ルナはレイの勉強机から椅子だけ持ってきて僕と向かい合わせに座る。
「エミリアの様子はどうだった?」
「カレンさんに何度も頭をチョップで叩かれて反省を促されてたよ。サクライくんの気持ちを考えずに言っちゃった事を反省しなさいって」
ルナは、再現するように自分の頭を叩くフリをしながらそう言った。
「それよりも、サクライくんだよ。突然、あんなこと言われてショックだったよね。ベルフラウさんは特に心配してたよ。本当に平気?」
「んー、まぁ……ショックはショックだけど……結局、自分が悪い部分もあったかなぁって思って反省してる。……で、反省した結果、どうしようもないので不貞寝しようとしてた」
「あはは、サクライくんたら……」
僕の言葉に、ルナが笑う。
良かった、冗談と受け取ってくれたようだ。
あんまり深刻に取られて心配かけても仕方ないもんね。
「でも、エミリアちゃんは絶対サクライくんを嫌いになったりしないと思う。
それはサクライくんの責任というよりも、多分、私達の事を考えて身を引いたのが理由じゃないかなって思ってるよ」
ルナの言葉に、レイは首を傾げる。これは僕とエミリアの問題だと思っていたのだけど、”私達が理由じゃないか”という彼女の言葉の真意が分からなかったのだ。
「それはどういうこと?」
「……多分、エミリアちゃんはこう思ってる。『今回、皆に迷惑を掛けたので私は一旦自分の立場を降りる』……みたいな?」
「自分の立場?」
「うん……多分、私達に遠慮したんだよ」
「遠慮って?」
僕がそう質問すると、ルナは不満そうに口を膨らませながら言った。
「……サクライくんのバカ」
「え」
「分かんないかなぁ……? エミリアさんは、私やレベッカさん、それにカレンさんやノルンちゃん……は、よく分かんないけど、少なからずその……サクライくんに想いを伝えたでしょ?それなのに、私達が遠慮しているのに……その……」
「あー……それって、つまり……」
そこまで言われてようやく僕も気付く。つまり、エミリアは皆に気を使った……と?
「多分ね。要約すると『私に遠慮しないで欲しい』って、私達やサクライくんって言いたかったんじゃないかなぁ」
「……」
……なんとなくだが、そっちがエミリアの本心なのかもしれない、と思った。彼女は、何処か引け目を感じていたように見えたから……。
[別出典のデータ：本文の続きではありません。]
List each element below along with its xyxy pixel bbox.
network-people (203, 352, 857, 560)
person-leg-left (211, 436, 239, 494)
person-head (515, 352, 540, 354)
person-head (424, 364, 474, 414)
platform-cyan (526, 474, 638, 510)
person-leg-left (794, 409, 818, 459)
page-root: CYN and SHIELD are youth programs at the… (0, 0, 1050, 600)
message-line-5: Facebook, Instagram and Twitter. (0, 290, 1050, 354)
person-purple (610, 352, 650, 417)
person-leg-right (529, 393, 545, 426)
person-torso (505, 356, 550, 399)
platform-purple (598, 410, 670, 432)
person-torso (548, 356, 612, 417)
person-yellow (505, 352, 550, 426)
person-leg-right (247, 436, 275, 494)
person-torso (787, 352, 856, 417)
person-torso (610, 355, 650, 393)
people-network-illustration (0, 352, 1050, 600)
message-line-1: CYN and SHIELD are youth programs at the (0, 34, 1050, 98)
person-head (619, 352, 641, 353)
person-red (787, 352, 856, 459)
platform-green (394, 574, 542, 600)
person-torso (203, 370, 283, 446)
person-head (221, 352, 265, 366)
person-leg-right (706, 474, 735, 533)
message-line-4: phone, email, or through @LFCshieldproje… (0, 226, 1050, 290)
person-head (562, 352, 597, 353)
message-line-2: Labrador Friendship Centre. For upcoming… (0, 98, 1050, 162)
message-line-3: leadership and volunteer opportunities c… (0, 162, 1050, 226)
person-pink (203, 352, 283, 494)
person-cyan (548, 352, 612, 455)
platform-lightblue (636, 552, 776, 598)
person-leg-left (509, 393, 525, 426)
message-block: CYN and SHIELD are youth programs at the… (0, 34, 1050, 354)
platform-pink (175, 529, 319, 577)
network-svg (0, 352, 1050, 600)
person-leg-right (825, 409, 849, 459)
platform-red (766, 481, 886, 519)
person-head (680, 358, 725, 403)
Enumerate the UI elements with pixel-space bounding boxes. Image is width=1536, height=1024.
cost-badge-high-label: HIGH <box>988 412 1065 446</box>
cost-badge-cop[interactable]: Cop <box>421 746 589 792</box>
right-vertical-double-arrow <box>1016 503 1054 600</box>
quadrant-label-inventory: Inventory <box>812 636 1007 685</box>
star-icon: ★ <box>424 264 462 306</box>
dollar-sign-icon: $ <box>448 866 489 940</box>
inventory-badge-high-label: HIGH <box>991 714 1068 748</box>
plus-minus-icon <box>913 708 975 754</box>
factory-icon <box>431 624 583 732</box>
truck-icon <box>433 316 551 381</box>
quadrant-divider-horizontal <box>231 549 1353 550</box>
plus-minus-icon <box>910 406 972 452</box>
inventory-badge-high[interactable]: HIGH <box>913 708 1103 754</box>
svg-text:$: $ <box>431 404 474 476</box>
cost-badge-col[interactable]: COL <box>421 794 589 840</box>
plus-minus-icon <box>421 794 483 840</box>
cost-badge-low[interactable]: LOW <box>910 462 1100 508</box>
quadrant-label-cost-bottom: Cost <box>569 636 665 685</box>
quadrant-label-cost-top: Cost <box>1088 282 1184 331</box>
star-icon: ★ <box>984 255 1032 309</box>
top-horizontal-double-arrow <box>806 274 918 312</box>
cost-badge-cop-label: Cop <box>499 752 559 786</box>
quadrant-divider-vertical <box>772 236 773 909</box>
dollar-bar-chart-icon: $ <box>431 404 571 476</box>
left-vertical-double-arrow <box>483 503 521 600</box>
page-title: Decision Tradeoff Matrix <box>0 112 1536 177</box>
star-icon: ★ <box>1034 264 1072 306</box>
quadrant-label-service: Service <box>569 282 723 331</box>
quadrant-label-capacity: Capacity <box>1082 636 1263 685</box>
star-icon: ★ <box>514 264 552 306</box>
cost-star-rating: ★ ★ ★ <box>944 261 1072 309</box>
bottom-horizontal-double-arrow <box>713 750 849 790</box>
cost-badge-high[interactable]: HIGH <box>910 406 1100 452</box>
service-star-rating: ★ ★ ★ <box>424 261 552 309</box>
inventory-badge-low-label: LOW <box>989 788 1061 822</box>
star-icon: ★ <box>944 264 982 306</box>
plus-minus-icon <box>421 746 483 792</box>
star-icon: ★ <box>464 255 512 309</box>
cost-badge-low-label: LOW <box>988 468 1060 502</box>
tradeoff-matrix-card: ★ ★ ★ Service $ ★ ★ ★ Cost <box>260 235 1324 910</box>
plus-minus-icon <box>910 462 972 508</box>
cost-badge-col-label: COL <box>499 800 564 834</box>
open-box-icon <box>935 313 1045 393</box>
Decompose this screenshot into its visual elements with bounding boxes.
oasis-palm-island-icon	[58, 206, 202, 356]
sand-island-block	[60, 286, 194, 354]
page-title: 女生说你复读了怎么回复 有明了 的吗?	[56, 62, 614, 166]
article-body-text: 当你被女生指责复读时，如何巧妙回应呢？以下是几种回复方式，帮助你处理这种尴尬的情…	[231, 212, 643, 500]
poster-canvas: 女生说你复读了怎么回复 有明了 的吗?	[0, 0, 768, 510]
「だからね、サクライくんはそんなに今回の件は気にすることは無いと思うよ」
ルナはそう言うと、椅子から立ち上がる。
「少しは元気出た?」
「うん、ルナと話したお陰で随分と気持ちが落ち着いたよ」
僕がそう言うと、ルナは「よかった」と言って扉に向かう。
「それじゃ、私行くね。エミリアちゃんも今日は顔合わせ辛いと思うけど、明日は普通に接してあげて」
「うん」
ルナの言葉に僕は頷く。彼女は僕の言葉を聞いて安心したように微笑むと、そのまま部屋を出ていった。
そして、部屋に一人残された僕は……。
「……女の子の気持ちが判んないよぉ……お父さん……」
僕は、少し前に別れを告げた両親の顔を浮かべながら、そのままベッドにダイブするのだった。
――レイ、お父さんも女の子の気持ちはよく分からなかったぞ!だから頑張れ!!
……何故か、お父さんから謎のテレパシーが届いた気がした。
「(お父さん、何の励ましにもなってないよ、それ……)」
僕はため息を吐きながら、そのまま瞼を閉じるのだった。